I started to really turn my way of thinking on its head over the past few years and especially recently, instead of focusing on what was bad, or what I wished I could change, I forced and reminded myself to only point out what I thought was good or decent and ignore the rest. Then I started thinking we should apply this attitude and way of thinking toward everything in life.
So with conscious effort at first and it comes easier once you make it a learned habit you start looking and pointing out only the things you like about anything, instead of nitpicking and only noticing the things you dislike and find unappealing. These can be simple things from eating a meal in a restaurant, instead of complaining about what was bad, start by instead thinking about what you did like and ditch the rest unless you are a food critic.
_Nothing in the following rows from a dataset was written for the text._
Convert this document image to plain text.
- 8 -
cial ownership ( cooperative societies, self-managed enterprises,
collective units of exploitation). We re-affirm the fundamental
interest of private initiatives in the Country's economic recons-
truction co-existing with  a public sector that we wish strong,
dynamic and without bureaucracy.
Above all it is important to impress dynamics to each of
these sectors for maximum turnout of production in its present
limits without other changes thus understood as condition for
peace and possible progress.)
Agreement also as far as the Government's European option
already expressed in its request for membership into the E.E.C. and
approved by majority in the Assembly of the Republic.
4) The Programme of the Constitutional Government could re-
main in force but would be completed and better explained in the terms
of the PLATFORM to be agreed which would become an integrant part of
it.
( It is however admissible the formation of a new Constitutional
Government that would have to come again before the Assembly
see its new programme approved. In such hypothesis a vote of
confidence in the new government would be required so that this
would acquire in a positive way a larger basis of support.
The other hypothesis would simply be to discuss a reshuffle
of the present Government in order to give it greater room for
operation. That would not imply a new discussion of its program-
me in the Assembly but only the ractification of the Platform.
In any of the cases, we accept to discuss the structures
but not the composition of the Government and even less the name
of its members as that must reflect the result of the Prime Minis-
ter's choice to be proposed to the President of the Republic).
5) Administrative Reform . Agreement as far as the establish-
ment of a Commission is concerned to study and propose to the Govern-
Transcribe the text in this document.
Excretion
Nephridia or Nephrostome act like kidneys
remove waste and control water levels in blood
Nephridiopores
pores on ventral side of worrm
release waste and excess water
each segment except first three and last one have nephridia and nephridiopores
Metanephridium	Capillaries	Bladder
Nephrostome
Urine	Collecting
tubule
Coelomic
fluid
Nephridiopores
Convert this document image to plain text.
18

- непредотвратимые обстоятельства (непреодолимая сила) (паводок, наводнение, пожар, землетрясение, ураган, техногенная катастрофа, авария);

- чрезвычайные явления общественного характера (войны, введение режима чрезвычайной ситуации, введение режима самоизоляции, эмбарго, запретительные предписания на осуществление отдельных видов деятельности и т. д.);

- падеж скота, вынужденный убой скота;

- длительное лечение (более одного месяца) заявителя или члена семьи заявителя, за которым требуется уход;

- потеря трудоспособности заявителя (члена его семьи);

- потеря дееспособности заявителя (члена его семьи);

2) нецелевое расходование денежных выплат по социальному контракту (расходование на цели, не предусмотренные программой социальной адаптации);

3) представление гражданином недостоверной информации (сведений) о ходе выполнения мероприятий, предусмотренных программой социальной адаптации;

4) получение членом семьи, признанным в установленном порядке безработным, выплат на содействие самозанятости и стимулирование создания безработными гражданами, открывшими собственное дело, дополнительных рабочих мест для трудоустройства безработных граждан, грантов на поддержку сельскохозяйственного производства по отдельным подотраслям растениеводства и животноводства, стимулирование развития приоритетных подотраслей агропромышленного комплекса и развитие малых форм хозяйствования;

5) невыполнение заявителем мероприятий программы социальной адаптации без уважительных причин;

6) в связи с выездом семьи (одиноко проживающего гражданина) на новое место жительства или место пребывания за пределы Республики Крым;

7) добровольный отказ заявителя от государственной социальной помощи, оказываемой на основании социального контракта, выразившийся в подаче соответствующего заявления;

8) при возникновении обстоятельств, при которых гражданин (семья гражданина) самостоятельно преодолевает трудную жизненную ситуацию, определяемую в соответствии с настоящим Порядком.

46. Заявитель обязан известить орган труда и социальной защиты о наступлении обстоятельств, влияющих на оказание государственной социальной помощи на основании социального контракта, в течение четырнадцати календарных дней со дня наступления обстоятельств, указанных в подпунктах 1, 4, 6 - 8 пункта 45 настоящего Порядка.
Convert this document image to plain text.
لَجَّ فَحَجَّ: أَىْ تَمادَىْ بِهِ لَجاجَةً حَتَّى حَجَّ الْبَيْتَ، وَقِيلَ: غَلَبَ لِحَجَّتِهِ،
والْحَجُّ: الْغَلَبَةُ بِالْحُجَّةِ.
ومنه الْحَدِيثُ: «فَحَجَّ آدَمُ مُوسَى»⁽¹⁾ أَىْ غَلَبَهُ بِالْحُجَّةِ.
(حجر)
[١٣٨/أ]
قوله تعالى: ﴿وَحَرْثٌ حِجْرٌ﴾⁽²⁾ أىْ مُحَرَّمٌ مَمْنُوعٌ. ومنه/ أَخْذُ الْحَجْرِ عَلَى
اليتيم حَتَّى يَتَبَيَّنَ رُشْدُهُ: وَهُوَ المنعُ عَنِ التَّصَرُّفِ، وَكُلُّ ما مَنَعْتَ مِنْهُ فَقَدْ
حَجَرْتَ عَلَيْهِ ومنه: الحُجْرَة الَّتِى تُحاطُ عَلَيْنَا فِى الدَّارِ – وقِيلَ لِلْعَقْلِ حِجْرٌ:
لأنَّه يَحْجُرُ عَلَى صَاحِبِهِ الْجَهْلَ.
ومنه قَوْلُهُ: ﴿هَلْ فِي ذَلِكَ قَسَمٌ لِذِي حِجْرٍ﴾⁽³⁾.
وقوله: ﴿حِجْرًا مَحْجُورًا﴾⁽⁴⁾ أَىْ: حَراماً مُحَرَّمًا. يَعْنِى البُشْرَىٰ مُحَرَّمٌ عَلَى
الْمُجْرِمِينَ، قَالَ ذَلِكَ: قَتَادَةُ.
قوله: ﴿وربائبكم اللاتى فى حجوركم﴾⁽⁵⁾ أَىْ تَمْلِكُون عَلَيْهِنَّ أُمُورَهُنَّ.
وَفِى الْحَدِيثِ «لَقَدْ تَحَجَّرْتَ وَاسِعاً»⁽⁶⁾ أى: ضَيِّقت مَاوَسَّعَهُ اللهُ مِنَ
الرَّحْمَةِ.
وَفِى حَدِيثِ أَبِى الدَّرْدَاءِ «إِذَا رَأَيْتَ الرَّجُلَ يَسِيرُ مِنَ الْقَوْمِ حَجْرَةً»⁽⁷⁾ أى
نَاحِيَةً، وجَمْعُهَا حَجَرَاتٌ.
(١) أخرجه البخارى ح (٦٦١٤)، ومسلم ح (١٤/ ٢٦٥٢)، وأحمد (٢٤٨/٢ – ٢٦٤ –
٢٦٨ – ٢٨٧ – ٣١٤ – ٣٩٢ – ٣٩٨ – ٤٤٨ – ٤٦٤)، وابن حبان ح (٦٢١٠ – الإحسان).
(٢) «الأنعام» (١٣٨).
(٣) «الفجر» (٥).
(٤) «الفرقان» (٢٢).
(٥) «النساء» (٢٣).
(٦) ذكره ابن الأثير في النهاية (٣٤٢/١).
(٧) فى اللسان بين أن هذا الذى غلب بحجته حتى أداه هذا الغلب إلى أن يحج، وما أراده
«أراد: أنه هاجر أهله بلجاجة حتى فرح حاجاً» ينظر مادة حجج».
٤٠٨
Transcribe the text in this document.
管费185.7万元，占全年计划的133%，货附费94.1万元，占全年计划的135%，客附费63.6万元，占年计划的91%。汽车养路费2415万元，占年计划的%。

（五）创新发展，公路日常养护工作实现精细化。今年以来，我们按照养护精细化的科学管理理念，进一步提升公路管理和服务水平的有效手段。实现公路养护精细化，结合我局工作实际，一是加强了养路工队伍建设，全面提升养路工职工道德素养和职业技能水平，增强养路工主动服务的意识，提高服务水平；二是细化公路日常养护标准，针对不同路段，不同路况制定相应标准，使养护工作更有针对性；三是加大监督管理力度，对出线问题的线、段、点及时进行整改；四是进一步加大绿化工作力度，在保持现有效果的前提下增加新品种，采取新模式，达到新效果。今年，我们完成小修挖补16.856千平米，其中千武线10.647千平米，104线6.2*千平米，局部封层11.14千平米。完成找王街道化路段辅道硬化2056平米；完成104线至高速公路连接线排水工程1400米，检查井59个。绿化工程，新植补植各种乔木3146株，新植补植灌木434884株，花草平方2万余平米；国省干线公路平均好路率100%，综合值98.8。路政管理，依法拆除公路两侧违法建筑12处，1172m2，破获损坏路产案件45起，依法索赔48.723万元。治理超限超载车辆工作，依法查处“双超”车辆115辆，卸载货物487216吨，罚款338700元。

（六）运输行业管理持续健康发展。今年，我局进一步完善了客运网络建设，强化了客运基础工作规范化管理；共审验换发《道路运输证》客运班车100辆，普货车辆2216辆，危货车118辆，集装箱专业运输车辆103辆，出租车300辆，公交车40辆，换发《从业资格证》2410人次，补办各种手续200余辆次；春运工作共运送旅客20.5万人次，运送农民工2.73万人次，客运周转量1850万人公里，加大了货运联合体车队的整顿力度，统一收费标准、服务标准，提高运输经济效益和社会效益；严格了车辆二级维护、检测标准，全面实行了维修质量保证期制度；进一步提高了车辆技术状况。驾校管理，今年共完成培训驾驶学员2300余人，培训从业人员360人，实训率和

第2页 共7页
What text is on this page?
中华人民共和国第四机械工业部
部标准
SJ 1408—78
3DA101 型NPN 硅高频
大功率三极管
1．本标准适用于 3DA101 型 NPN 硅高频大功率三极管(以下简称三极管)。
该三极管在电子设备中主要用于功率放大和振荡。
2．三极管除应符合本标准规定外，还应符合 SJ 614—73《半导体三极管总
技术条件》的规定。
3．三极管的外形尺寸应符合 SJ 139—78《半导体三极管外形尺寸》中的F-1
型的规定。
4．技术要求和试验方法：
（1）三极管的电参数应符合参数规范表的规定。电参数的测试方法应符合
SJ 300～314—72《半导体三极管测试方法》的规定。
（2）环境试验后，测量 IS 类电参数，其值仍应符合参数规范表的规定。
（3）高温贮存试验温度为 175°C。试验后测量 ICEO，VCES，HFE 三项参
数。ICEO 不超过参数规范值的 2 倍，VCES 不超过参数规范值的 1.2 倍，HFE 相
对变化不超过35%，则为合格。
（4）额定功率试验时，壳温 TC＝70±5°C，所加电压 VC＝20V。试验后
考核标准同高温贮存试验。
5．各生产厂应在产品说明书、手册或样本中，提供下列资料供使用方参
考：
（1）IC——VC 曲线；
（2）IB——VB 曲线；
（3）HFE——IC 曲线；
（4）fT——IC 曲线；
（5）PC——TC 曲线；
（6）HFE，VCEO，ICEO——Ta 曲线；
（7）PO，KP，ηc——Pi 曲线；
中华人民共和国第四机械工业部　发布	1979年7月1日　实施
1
If you see yourself in the mirror and are unhappy with something about yourself then point out something you like about yourself and forget about the rest. The more confidence and positive attitude you have the more charisma you will display. Charisma is not just how you look physically, it is how you come off and your aura that is picked up on by other people. Confident optimistic people tend to draw people near them who want to hear what they have to say, whereas dark brooding and self defeating types tend to be isolated and lone. Sarcastic types can become isolated as well unless their sarcasm is shared among who they are with.
Remember it takes conscious effort to reprogram how you think and you will slip up from time to time, but take my advice I am generally a happier person now deliberately noticing what is good and fine rather than constantly noticing what I don’t like. I am also much more accepting of my own self and in turn I feel lighter, more confident and am happier as a result.
These are just some of my insights that I am sharing with you.